I discovered that when you treat flour as an ingredient, not just a binder with a product for butter to rest on, it tilts your perspective. I also discovered that rather than a white bread sugar high, I was satiated for hours with just one flatbread. Another good thing that happens when you start eating the ‘whole food’ rather than the watered-down, processed versions. Peace.Print
Wholesome whole wheat potato flatbread with just 3 ingredients is so easy, you’ll head straight to the pantry for the ultimate whole food, plant-based wrap.
- 1 cup mashed potatoes (2 medium potatoes)
- 1 cup whole wheat flour
- ½ tsp. salt
- To make the mashed potatoes, peel and dice the potatoes and add them to a medium pot filled with cold water. Bring the pot to a boil, then lower the heat to a strong simmer, cover the pot and allow the potatoes to cook until they are fork-tender (about 20 minutes). Drain the potatoes and rinse them with cool water to stop the cooking process.
- In a medium bowl, mash the potatoes with ½ tsp. salt.
- Stir in ½ cup of whole wheat flour with a spoon. Then add the rest of the flour, ¼ a cup at a time, and stir in using the spoon and eventually your hand to form a ball that will stick together. (note: you may end up using a bit more or less of the flour depending on the amount and kind of potatoes you use).
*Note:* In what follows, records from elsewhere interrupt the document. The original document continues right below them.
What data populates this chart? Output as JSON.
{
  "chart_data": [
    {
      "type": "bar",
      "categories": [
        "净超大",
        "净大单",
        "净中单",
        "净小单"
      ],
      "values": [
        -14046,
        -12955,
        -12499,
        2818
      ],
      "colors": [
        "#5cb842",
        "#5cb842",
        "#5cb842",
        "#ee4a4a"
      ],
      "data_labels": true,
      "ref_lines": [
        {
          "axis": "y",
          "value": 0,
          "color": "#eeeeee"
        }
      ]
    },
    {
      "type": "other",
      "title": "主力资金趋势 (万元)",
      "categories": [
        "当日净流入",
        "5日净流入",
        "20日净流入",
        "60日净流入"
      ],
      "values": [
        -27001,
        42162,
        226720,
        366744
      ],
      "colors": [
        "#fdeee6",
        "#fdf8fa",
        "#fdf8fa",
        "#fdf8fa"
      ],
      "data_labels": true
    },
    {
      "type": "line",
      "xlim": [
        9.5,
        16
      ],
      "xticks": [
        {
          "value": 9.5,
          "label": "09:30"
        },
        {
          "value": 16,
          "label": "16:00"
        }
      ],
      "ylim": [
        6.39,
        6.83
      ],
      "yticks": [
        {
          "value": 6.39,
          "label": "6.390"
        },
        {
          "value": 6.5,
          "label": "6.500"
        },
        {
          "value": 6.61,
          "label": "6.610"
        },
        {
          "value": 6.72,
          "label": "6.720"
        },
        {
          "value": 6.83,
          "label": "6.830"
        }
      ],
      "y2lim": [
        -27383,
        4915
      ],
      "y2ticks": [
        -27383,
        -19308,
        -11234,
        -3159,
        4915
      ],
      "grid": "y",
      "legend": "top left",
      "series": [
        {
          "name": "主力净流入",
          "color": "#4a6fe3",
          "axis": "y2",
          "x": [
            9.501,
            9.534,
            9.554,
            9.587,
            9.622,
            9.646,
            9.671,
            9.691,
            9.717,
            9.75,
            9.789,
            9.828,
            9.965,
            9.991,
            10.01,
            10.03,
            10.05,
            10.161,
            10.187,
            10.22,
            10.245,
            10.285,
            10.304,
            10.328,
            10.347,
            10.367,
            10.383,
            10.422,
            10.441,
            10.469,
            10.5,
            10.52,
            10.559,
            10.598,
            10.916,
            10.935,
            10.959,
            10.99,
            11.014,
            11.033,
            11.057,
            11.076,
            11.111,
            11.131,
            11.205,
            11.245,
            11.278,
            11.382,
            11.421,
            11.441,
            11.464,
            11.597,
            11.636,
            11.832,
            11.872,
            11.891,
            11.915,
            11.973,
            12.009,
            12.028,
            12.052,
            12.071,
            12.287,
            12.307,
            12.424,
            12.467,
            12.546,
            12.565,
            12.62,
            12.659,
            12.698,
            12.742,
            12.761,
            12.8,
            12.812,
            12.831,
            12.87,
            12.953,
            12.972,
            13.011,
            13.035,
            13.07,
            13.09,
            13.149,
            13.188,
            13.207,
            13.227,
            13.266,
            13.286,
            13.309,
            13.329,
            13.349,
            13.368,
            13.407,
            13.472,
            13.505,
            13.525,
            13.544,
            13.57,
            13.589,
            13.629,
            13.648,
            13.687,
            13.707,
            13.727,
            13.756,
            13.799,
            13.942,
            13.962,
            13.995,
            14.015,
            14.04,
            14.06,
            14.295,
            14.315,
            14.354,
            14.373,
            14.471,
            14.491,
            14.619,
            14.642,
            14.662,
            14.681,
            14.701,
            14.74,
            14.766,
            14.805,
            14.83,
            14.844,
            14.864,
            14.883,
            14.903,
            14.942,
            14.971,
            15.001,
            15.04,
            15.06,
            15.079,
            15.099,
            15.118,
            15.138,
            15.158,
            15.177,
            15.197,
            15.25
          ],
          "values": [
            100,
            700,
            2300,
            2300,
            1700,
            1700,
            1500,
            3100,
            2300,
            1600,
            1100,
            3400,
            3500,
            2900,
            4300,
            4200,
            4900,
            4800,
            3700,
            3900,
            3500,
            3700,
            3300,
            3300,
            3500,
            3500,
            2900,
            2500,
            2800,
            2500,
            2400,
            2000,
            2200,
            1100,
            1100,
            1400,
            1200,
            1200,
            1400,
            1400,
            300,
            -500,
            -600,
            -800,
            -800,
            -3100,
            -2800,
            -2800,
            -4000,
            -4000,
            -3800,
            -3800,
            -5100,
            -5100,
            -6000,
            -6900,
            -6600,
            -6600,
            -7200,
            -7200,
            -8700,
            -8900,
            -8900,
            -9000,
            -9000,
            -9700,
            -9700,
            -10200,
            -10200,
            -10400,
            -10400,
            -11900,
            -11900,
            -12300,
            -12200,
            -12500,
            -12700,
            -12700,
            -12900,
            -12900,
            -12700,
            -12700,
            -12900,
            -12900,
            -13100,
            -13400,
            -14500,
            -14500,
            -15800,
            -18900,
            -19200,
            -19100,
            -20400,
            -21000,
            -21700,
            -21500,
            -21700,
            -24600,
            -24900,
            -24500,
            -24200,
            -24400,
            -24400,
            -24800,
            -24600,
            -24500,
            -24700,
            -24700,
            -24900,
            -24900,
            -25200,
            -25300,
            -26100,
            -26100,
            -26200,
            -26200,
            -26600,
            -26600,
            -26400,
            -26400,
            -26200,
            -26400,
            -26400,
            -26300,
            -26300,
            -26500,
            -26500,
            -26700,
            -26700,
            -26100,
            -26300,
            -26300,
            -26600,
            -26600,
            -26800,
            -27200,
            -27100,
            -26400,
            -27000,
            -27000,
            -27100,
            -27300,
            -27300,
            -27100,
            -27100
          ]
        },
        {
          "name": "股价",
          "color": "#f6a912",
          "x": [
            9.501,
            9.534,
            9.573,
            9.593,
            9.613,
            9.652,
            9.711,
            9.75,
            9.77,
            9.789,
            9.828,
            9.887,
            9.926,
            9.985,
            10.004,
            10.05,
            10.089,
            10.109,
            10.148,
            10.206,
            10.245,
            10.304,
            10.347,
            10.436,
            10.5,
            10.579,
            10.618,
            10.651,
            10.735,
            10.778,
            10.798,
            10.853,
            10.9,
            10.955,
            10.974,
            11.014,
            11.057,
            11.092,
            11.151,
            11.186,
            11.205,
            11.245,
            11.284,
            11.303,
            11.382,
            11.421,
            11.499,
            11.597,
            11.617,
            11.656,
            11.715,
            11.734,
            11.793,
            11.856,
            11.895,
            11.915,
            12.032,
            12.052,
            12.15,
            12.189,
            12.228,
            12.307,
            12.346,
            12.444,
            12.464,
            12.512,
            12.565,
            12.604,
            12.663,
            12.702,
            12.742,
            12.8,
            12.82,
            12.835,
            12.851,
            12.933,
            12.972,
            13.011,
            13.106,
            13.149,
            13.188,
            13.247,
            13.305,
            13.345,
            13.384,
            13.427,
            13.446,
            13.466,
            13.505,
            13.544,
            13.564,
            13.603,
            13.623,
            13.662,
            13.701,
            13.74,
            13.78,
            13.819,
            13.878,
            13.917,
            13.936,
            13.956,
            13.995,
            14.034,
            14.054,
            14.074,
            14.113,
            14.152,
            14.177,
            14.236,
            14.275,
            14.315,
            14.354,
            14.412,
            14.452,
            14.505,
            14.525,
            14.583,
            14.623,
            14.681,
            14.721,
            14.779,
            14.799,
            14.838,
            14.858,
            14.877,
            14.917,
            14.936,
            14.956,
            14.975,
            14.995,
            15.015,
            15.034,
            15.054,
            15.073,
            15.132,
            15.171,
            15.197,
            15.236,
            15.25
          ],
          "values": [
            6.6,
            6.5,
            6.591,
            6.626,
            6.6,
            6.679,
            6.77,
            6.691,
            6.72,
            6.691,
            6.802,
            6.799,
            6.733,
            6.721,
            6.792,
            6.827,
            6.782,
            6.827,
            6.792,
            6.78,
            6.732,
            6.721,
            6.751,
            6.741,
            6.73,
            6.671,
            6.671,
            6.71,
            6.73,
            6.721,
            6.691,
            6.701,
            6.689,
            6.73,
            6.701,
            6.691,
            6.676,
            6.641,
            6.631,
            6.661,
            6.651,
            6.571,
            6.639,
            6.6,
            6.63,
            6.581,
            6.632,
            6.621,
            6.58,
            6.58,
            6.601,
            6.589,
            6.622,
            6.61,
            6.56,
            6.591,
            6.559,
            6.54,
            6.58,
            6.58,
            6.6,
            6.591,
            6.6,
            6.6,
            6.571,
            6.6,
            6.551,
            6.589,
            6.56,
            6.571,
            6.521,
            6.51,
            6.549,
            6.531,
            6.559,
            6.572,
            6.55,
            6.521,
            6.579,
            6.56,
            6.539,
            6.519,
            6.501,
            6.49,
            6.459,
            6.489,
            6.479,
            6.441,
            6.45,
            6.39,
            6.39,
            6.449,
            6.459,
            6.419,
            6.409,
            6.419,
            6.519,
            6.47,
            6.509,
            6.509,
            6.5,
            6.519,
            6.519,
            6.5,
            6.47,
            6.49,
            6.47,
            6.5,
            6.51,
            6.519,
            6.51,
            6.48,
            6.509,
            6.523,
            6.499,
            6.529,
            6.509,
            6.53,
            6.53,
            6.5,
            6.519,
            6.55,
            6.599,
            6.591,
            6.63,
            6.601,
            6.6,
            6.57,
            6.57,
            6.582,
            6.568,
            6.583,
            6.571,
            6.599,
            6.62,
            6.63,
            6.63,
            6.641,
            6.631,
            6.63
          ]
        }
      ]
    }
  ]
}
- Lightly flour a rolling surface and flip the dough ball a few times so it won’t stick to the board. Using your hands, roll the dough into a long cylinder. Cut the dough into 8 pieces (more or less depending on the size of the flatbread you want).
- Pause to heat a heavy-bottomed skillet over medium or, if you are baking the flatbread pre-heat the oven to 425 F (220 C).
- Form a ball with each piece, then roll into a round flatbread, about ¼ of an inch thick (use can also use a tortilla press for this, see my notes).
- If you are baking the flatbread, roll them, and add them to a baking tray lined with parchment paper. Bake for about 2 minutes until they start to brown and then flip them and bake them for another 2 minutes until brown.
- To pan-fry, we find it easiest to add them one-at-a-time to a heated skillet. Flip them after 1 ½ – 2 minutes (when they are brown on the bottom) and fry until they are browned on both sides.
- Wrap the cooked flatbread in a dry cloth to keep them warm.
- If using a tortilla press, be sure to line the top and bottom with parchment paper or plastic wrap so the flatbread doesn’t stick.
- The main ‘trick’ for perfect flatbread is using equal measures of potato and flour, so don’t worry if you start out with extra potato, just adjust the whole wheat accordingly.
- If you want to make flavored flatbread, try adding ½ tsp. rosemary, cumin, chili flakes, or another of your favorite spices.
- If you use leftover mashed garlic potatoes – yummy!